Derartige Konsequenzen lassen sich bei typisierenden Grenzziehungen, wie etwa Einkommensgrenzen, nie gänzlich vermeiden. Der Gesetzgeber muss den ihm insoweit bei der Grenzziehung zukommenden Gestaltungsfreiraum allerdings in sachgerechter Weise nutzen. Das ist dann der Fall, wenn er die an die Grenze anknüpfenden Faktoren hinreichend gewürdigt hat und das System der Gesamtregelung durch sachliche Gründe gerechtfertigt ist oder nicht als willkürlich erscheint (vgl BVerfGE 80, 297, 311; 87, 1, 47, stRspr, zuletzt: BVerfG Beschluss vom 26. Juni 2007 - 1 BvR 2204/00, 1 BvR 1355/03). Das ist hier der Fall. Die Zuschussgewährung nach § 24 SGB II soll zwar einerseits den Wegfall von Alg-Bezug ohne nachfolgende Alhi abfedern. Sie ist jedoch andererseits davon abhängig, dass Hilfebedürftigkeit iS des § 9 SGB II eingetreten ist. Die Differenzierung knüpft daher an zwei Gesichtspunkte an, nämlich die Hilfebedürftigkeit und die Notwendigkeit der Abfederung des Übergangs. Es ist vom gesetzgeberischen Gestaltungsspielraum umfasst, wenn er Leistungen aus dem System des SGB II nur denjenigen zukommen lässt, die beide Kriterien erfüllen. Insbesondere ist es nicht sachwidrig, wenn nur Leistungen des SGB II erhält, wer auch dessen Zugangsvoraussetzungen erfüllt (so auch BSG Urteil vom 23. November 2006 - B 11b AS 1/06 R).

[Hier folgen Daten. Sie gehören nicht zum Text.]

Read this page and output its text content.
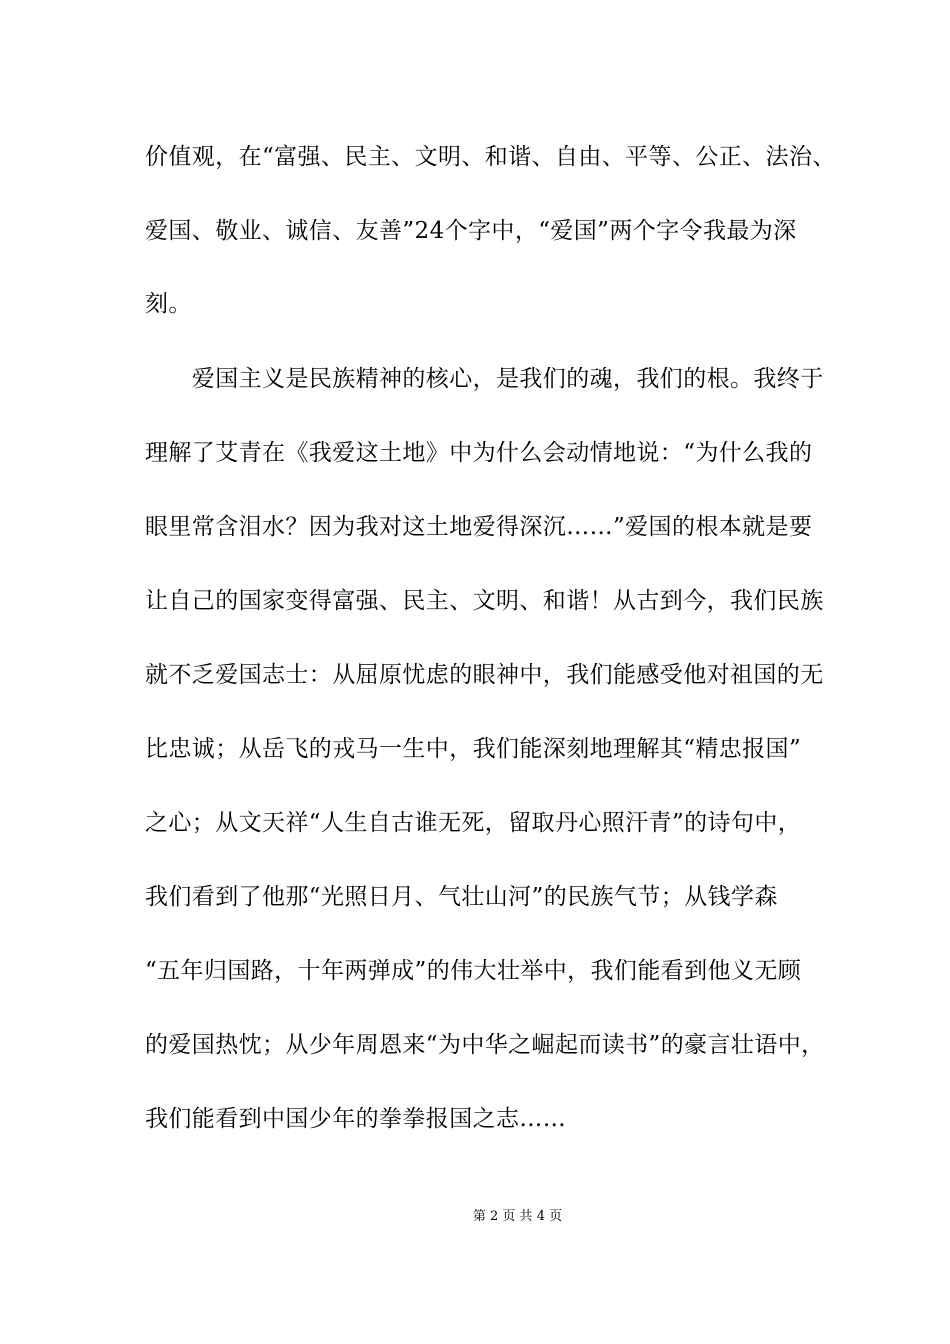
价值观，在“富强、民主、文明、和谐、自由、平等、公正、法治、
爱国、敬业、诚信、友善”24个字中，“爱国”两个字令我最为深
刻。
　　爱国主义是民族精神的核心，是我们的魂，我们的根。我终于
理解了艾青在《我爱这土地》中为什么会动情地说：“为什么我的
眼里常含泪水？因为我对这土地爱得深沉……”爱国的根本就是要
让自己的国家变得富强、民主、文明、和谐！从古到今，我们民族
就不乏爱国志士：从屈原忧虑的眼神中，我们能感受他对祖国的无
比忠诚；从岳飞的戎马一生中，我们能深刻地理解其“精忠报国”
之心；从文天祥“人生自古谁无死，留取丹心照汗青”的诗句中，
我们看到了他那“光照日月、气壮山河”的民族气节；从钱学森
“五年归国路，十年两弹成”的伟大壮举中，我们能看到他义无顾
的爱国热忱；从少年周恩来“为中华之崛起而读书”的豪言壮语中，
我们能看到中国少年的拳拳报国之志……
第 2 页 共 4 页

Soweit der Kläger ferner zum Ausdruck bringen möchte, er halte die übergangslose Abschaffung der Alhi für verfassungswidrig, vermag der Senat dem ebenfalls nicht zu folgen. Der Senat schließt sich auch insoweit der Einschätzung des 11b. Senats des BSG in seiner Entscheidung vom 23. November 2006 (B 11b AS 1/06 R) an.
Die Kostenentscheidung folgt aus § 193 SGG.